Outspoken Bitcoin critic and gold advocate Peter Schiff has once again made waves — this time arguing that tokenized gold, not Bitcoin, represents the true future of sound money on the blockchain.

Schiff: Tokenized Gold Can Do What Bitcoin Can’t

In a recent interview, Schiff claimed that gold-backed tokens could fulfill all three classical functions of money — medium of exchange, unit of account, and store of value — roles he says Bitcoin has “promised but failed to deliver.”

“Gold has intrinsic value, and putting it on the blockchain doesn’t change that — it enhances it,” Schiff asserted. “Bitcoin is purely speculative. Tokenized gold can actually work as money.”

His comments came less than 48 hours after spot gold prices abruptly plunged 8%, marking the metal’s sharpest single-day drop since 2013 and wiping out more than $2.4 trillion in market value. The move ended a three-week rally during which gold had risen more than 12% amid global economic uncertainty.

The correction also coincided with a double-digit slide in Bitcoin, reigniting the perennial question: Which asset is the true safe haven — gold or crypto?

Schiff Teases His Own Gold Token Project

Despite gold’s volatility, Schiff doubled down on his conviction, revealing plans to launch his own gold-backed token under the Schiff Gold brand.

“I’ll probably release my own token at some point,” he said. “We’re building a platform under Schiff Gold right now where people can buy and hold physical gold.”

According to Schiff, the token would be fully backed by vaulted gold, with holders able to redeem their digital assets for physical metal on demand.

“I see it as the best of both worlds,” he added. “The stability of gold with the efficiency of blockchain.”

Critics Push Back — “It’s Still a Token of Trust”

The announcement sparked immediate reaction — and skepticism — from across the crypto community.

Changpeng Zhao (CZ), founder and former CEO of Binance, dismissed Schiff’s plan as old news, reminding followers that similar gold-backed projects have struggled to gain traction.

“Tokenizing gold isn’t the same as putting gold on-chain,” CZ wrote on X (formerly Twitter). “It’s tokenizing trust — the belief that some third party will hand you the gold someday, maybe decades later, through regime changes or even wars. It’s still a ‘trust me’ token.”

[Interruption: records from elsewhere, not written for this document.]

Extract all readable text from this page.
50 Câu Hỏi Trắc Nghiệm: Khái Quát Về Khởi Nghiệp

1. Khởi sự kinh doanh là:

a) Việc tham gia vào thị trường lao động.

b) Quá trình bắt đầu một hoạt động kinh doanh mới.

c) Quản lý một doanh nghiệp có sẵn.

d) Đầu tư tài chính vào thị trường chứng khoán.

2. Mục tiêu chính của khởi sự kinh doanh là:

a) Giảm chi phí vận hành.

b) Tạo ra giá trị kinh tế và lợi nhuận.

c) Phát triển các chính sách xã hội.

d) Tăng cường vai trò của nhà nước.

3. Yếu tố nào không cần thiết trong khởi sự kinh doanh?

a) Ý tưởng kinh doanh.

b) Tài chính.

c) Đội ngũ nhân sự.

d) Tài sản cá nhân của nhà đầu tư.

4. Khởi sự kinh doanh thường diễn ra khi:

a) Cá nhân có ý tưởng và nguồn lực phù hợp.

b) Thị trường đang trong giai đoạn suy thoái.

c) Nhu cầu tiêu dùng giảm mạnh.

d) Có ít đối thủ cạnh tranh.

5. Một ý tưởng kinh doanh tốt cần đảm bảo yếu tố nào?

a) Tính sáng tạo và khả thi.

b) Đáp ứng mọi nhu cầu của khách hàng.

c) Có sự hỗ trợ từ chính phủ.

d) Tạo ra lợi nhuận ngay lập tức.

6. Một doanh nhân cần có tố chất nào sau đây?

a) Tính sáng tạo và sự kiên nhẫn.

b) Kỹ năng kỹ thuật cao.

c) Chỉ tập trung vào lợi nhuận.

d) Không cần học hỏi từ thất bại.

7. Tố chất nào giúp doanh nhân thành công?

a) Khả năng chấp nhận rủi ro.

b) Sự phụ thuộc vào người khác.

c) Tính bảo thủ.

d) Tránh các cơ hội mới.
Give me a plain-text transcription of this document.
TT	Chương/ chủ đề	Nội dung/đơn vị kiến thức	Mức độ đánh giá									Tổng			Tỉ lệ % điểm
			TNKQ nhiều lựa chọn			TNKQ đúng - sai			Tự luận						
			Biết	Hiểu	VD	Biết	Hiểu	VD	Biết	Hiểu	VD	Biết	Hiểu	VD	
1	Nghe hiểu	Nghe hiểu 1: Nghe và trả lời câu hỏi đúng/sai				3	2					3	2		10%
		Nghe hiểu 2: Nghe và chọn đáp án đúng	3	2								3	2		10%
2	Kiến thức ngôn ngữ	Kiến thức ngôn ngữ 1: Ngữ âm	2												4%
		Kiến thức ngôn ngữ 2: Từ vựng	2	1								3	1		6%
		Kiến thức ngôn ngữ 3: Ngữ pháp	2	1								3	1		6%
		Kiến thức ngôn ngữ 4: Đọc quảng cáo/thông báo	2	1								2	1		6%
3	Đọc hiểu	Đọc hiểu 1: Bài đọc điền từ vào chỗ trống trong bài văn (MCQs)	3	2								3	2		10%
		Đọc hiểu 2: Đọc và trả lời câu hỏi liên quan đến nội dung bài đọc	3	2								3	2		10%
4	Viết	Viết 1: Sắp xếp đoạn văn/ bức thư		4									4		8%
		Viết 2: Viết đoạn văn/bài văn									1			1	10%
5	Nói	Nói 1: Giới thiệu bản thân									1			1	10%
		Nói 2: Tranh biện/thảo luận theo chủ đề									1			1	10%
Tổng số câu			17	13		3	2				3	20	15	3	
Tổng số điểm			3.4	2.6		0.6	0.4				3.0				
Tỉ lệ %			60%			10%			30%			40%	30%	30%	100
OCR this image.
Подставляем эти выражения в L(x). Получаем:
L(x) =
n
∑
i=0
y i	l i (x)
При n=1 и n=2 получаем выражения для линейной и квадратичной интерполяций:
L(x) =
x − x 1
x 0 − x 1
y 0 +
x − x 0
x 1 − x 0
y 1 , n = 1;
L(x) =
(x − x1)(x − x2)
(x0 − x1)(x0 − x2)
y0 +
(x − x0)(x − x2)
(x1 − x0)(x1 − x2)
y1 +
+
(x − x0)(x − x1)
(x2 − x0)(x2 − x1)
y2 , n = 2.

Schiff Defends Custodial Trust

Schiff pushed back, defending the age-old practice of gold custody and the reliability of established vaulting systems.

“People have trusted third parties to store their gold for centuries,” he countered. “Brinks has held gold for over 160 years and has never lost an ounce. Tokenized gold works on the same principle as stablecoins — are you against that entire model too?”

Digital Gold vs. Blockchain Gold

Schiff’s renewed attack on Bitcoin — and his embrace of tokenized metal — underscore a broader divide in financial philosophy.

Where Bitcoiners champion decentralization and self-custody, Schiff and traditionalists argue that tangible collateral remains the only true basis for monetary trust.

As tokenized real-world assets (RWAs) gain institutional interest, his idea may not be as far-fetched as it once seemed. Yet for many in the crypto space, the irony remains:

Even on-chain, Peter Schiff still can’t escape the very system of centralized trust that Bitcoin was built to replace.